Publié par (NotreAssurance) le 4 février 2011

En cas de sinistre :

Dans cette rubrique, le contrat indique à l’assuré la procédure à suivre en cas de dommages ou lors d’un sinistre.

La procédure en cas de sinistre doit respecter des étapes importantes et communes à tous les contrats :

  • L’assuré dispose d’un délai de 5 jours et de 2 jours en cas de vol. Le délai est de 10 jours en cas de catastrophe naturelle.
  • L’envoi des pièces « justificatives », telle que la déclaration à son assureur. Ces pièces doivent comporter entre autre les circonstances du sinistre, les causes du sinistre, la nature et le montant approximatif des dommages…etc.
  • Prendre des mesures : en effet, il est important de contacter son assureur pour qu’il puisse vous conseiller des mesures à effectuer ou non lors d’un sinistre.

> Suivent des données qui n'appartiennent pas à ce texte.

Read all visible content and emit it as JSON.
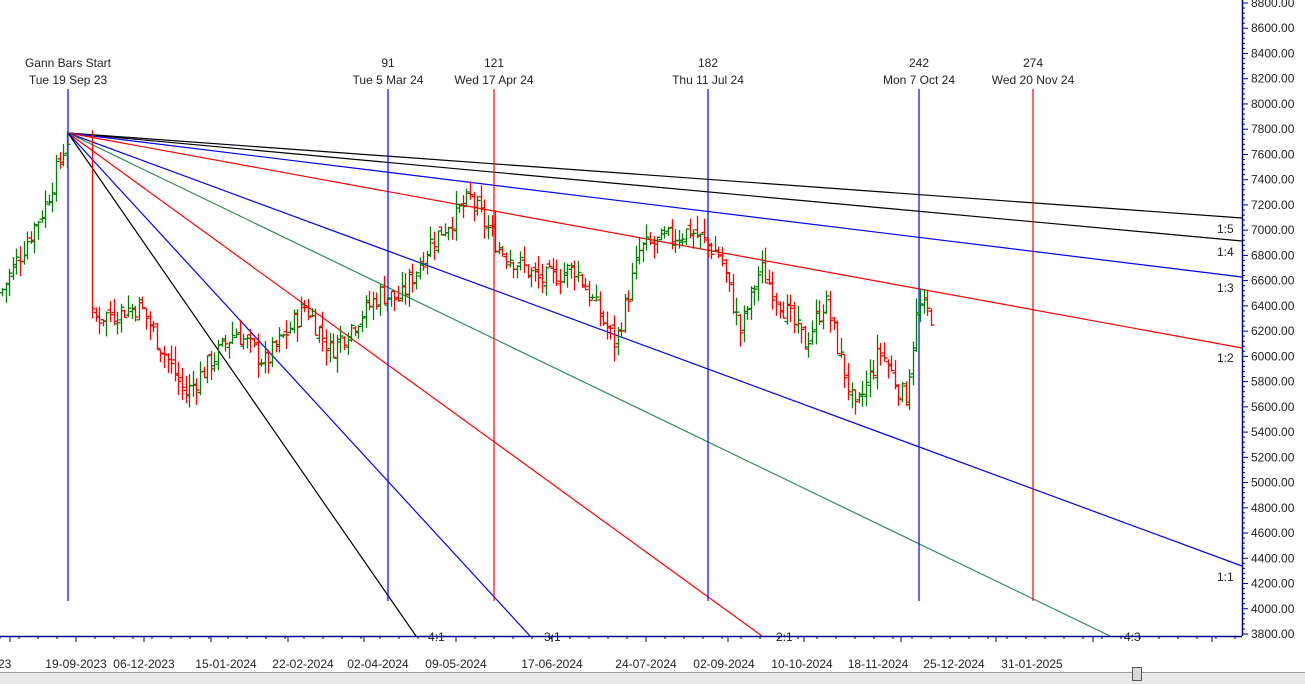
{
  "chart_data": {
    "type": "line",
    "title": "Gann Fan / Gann Bars",
    "subtype": "ohlc-bars-with-gann-fan",
    "y_axis": {
      "position": "right",
      "range": [
        3800,
        8800
      ],
      "ticks": [
        "8800.00",
        "8600.00",
        "8400.00",
        "8200.00",
        "8000.00",
        "7800.00",
        "7600.00",
        "7400.00",
        "7200.00",
        "7000.00",
        "6800.00",
        "6600.00",
        "6400.00",
        "6200.00",
        "6000.00",
        "5800.00",
        "5600.00",
        "5400.00",
        "5200.00",
        "5000.00",
        "4800.00",
        "4600.00",
        "4400.00",
        "4200.00",
        "4000.00",
        "3800.00"
      ]
    },
    "x_axis": {
      "ticks": [
        "23",
        "19-09-2023",
        "06-12-2023",
        "15-01-2024",
        "22-02-2024",
        "02-04-2024",
        "09-05-2024",
        "17-06-2024",
        "24-07-2024",
        "02-09-2024",
        "10-10-2024",
        "18-11-2024",
        "25-12-2024",
        "31-01-2025"
      ]
    },
    "gann_start": {
      "label": "Gann Bars Start",
      "date": "Tue 19 Sep 23",
      "price": 7770
    },
    "time_markers": [
      {
        "bars": "91",
        "date": "Tue 5 Mar 24",
        "color": "#0000ff"
      },
      {
        "bars": "121",
        "date": "Wed 17 Apr 24",
        "color": "#ff0000"
      },
      {
        "bars": "182",
        "date": "Thu 11 Jul 24",
        "color": "#0000ff"
      },
      {
        "bars": "242",
        "date": "Mon 7 Oct 24",
        "color": "#0000ff"
      },
      {
        "bars": "274",
        "date": "Wed 20 Nov 24",
        "color": "#ff0000"
      }
    ],
    "gann_lines": [
      {
        "ratio": "1:5",
        "color": "#000000",
        "end_price": 7090
      },
      {
        "ratio": "1:4",
        "color": "#000000",
        "end_price": 6910
      },
      {
        "ratio": "1:3",
        "color": "#0000ff",
        "end_price": 6620
      },
      {
        "ratio": "1:2",
        "color": "#ff0000",
        "end_price": 6060
      },
      {
        "ratio": "1:1",
        "color": "#0000ff",
        "end_price": 4330
      },
      {
        "ratio": "4:3",
        "color": "#2e8b57",
        "end_date": "~22-12-2024"
      },
      {
        "ratio": "2:1",
        "color": "#ff0000",
        "end_date": "~24-07-2024"
      },
      {
        "ratio": "3:1",
        "color": "#0000ff",
        "end_date": "~09-05-2024"
      },
      {
        "ratio": "4:1",
        "color": "#000000",
        "end_date": "~30-03-2024"
      }
    ],
    "price_path_approx": [
      {
        "date": "Aug-2023",
        "price": 6500
      },
      {
        "date": "early Sep-2023",
        "price": 7200
      },
      {
        "date": "19-09-2023",
        "price": 7750
      },
      {
        "date": "late Sep-2023",
        "price": 7550
      },
      {
        "date": "Oct-2023",
        "price": 6300
      },
      {
        "date": "mid Nov-2023",
        "price": 6400
      },
      {
        "date": "early Dec-2023",
        "price": 5700
      },
      {
        "date": "late Dec-2023",
        "price": 6200
      },
      {
        "date": "mid Jan-2024",
        "price": 5950
      },
      {
        "date": "early Feb-2024",
        "price": 6400
      },
      {
        "date": "mid Feb-2024",
        "price": 6050
      },
      {
        "date": "early Mar-2024",
        "price": 6500
      },
      {
        "date": "mid Mar-2024",
        "price": 6450
      },
      {
        "date": "early Apr-2024",
        "price": 6900
      },
      {
        "date": "mid Apr-2024",
        "price": 7250
      },
      {
        "date": "late Apr-2024",
        "price": 6850
      },
      {
        "date": "mid May-2024",
        "price": 6600
      },
      {
        "date": "early Jun-2024",
        "price": 6700
      },
      {
        "date": "mid Jun-2024",
        "price": 6100
      },
      {
        "date": "early Jul-2024",
        "price": 6850
      },
      {
        "date": "mid Jul-2024",
        "price": 7000
      },
      {
        "date": "late Jul-2024",
        "price": 6800
      },
      {
        "date": "early Aug-2024",
        "price": 6200
      },
      {
        "date": "mid Aug-2024",
        "price": 6700
      },
      {
        "date": "late Aug-2024",
        "price": 6100
      },
      {
        "date": "early Sep-2024",
        "price": 6450
      },
      {
        "date": "mid Sep-2024",
        "price": 5550
      },
      {
        "date": "late Sep-2024",
        "price": 6050
      },
      {
        "date": "early Oct-2024",
        "price": 5650
      },
      {
        "date": "07-10-2024",
        "price": 6400
      },
      {
        "date": "mid Oct-2024",
        "price": 6300
      }
    ],
    "colors": {
      "up_bar": "#008000",
      "down_bar": "#ff0000",
      "axis": "#00008b"
    },
    "grid": false
  }
}
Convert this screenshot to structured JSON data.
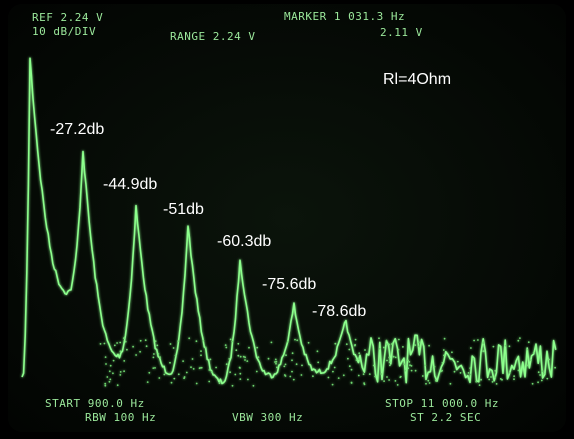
{
  "screen": {
    "header": {
      "ref": "REF 2.24 V",
      "scale": "10 dB/DIV",
      "range": "RANGE 2.24 V",
      "marker": "MARKER 1 031.3 Hz",
      "marker_level": "2.11 V"
    },
    "annotations": {
      "load": "Rl=4Ohm",
      "peaks": [
        "-27.2db",
        "-44.9db",
        "-51db",
        "-60.3db",
        "-75.6db",
        "-78.6db"
      ]
    },
    "footer": {
      "start": "START 900.0 Hz",
      "rbw": "RBW 100 Hz",
      "vbw": "VBW 300 Hz",
      "stop": "STOP 11 000.0 Hz",
      "sweep": "ST 2.2 SEC"
    }
  }
}
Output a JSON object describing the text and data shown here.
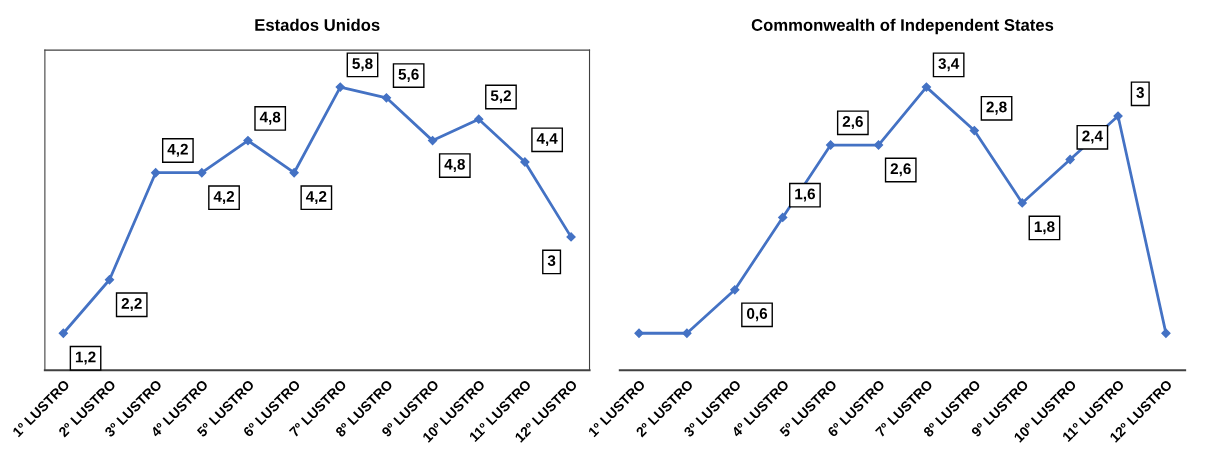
{
  "chart_data": [
    {
      "type": "line",
      "title": "Estados Unidos",
      "categories": [
        "1º LUSTRO",
        "2º LUSTRO",
        "3º LUSTRO",
        "4º LUSTRO",
        "5º LUSTRO",
        "6º LUSTRO",
        "7º LUSTRO",
        "8º LUSTRO",
        "9º LUSTRO",
        "10º LUSTRO",
        "11º LUSTRO",
        "12º LUSTRO"
      ],
      "series": [
        {
          "color": "#4472c4",
          "values": [
            1.2,
            2.2,
            4.2,
            4.2,
            4.8,
            4.2,
            5.8,
            5.6,
            4.8,
            5.2,
            4.4,
            3
          ],
          "value_labels": [
            "1,2",
            "2,2",
            "4,2",
            "4,2",
            "4,8",
            "4,2",
            "5,8",
            "5,6",
            "4,8",
            "5,2",
            "4,4",
            "3"
          ]
        }
      ],
      "tick_labels": "x",
      "marker": "diamond",
      "line_style": "solid"
    },
    {
      "type": "line",
      "title": "Commonwealth of Independent States",
      "categories": [
        "1º LUSTRO",
        "2º LUSTRO",
        "3º LUSTRO",
        "4º LUSTRO",
        "5º LUSTRO",
        "6º LUSTRO",
        "7º LUSTRO",
        "8º LUSTRO",
        "9º LUSTRO",
        "10º LUSTRO",
        "11º LUSTRO",
        "12º LUSTRO"
      ],
      "series": [
        {
          "color": "#4472c4",
          "values": [
            0,
            0,
            0.6,
            1.6,
            2.6,
            2.6,
            3.4,
            2.8,
            1.8,
            2.4,
            3,
            0
          ],
          "value_labels": [
            null,
            null,
            "0,6",
            "1,6",
            "2,6",
            "2,6",
            "3,4",
            "2,8",
            "1,8",
            "2,4",
            "3",
            null
          ]
        }
      ],
      "tick_labels": "x",
      "marker": "diamond",
      "line_style": "solid"
    }
  ]
}
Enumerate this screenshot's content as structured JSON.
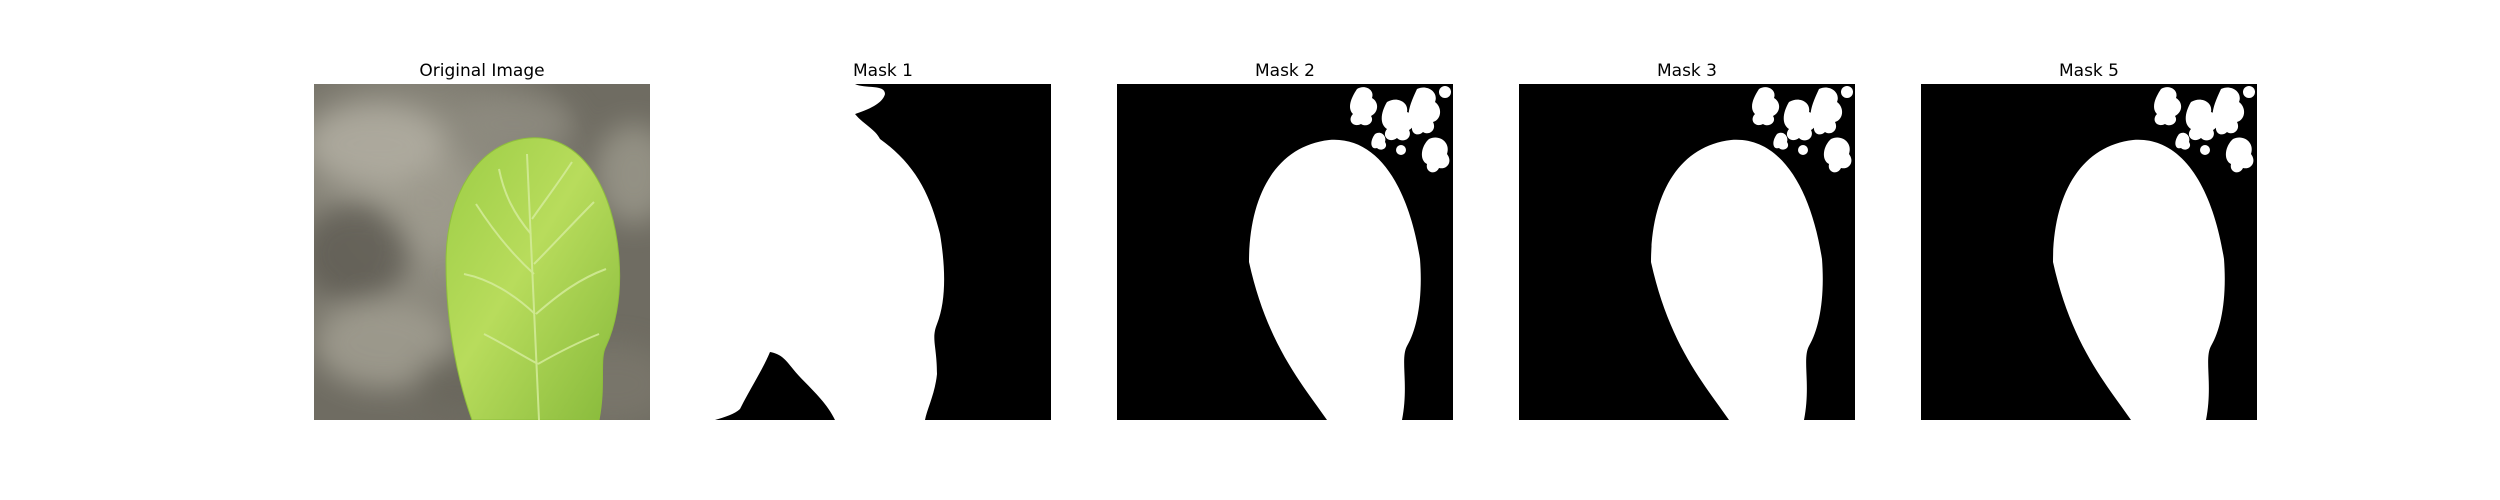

Par exemple, en cas de vol il est important de contacter les autorités compétentes (police, gendarmerie). En effet, la procédure, bien qu’elle soit globalement la même pour tous les sinistres, diffère en fonction du dommage subi par l’assuré. C’est à ce moment là que le souscripteur va pouvoir juger l’assureur auquel il a fait confiance et voir si son contrat lui correspond au mieux.

Dans cette rubrique, le souscripteur peut y trouver également les explications relatives à la détermination de son indemnité, au délai de paiement, au lutte contre la fraude et à d’autres informations diverses en fonction du contrat souscrit. Pour la détermination de l’indemnité, certains contrats utilisent, tout comme l’indication des plafonds, un tableau.

Ce tableau répertorie tous les moyens de preuves qui vont permettre l’attestation du sinistre et qui permettra à l’assuré d’obtenir son indemnité.

Il est clairement précisé dans cette rubrique, par la plupart des contrats que ce dernier n’est pas une cause de bénéfice pour l’assuré. En effet, ce paragraphe précise au souscripteur du contrat ce qu’il encourt en cas de fraude à l’assurance : déchéance de tous droits à garantie et action judiciaire engagée contre lui.

L’indemnisation par l’assureur :

une fois toutes ces démarches établies, l’assureur peut indemniser l’assuré. Il doit verser l’indemnité dans les 30 jours suivant l’accord du propriétaire des biens. En fonction de la garantie souscrite le souscripteur a la possibilité d’être indemnisé « valeur à neuf » ou en fonction d’autres valeurs selon la vétusté du bien. La vétusté correspond à la détérioration physique d’un bien, qui peut également correspondre à la dépréciation ou à la désuétude. On distingue ainsi la reconstruction vétusté déduite (valeur d’usage) et reconstruction valeur à neuf.

La reconstruction vétusté déduite signifie que le souscripteur du contrat MRH sera indemnisé sur la valeur de reconstruction de son bien, sous déduction de la vétusté. EX : Pour une maison dont la valeur de reconstruction est de 100 000 € et dont la vétusté est de 10 %, le souscripteur se verra remettre une indemnité de 100 000 X (100 % - 10 %) = 90 000 €.

La reconstruction « valeur à neuf » est un complément de garantie permettant au souscripteur d’éviter une perte d’argent liée à la déduction de la vétusté.

Tout d’abord il est indemnisé à hauteur de la reconstruction du bien vétusté déduite ; puis à hauteur de la dépréciation de son bien.

Cependant ce complément d’indemnité ne peut être supérieur à 25 % de la valeur de reconstruction du bien et au-delà la part excédante reste à la charge du souscripteur.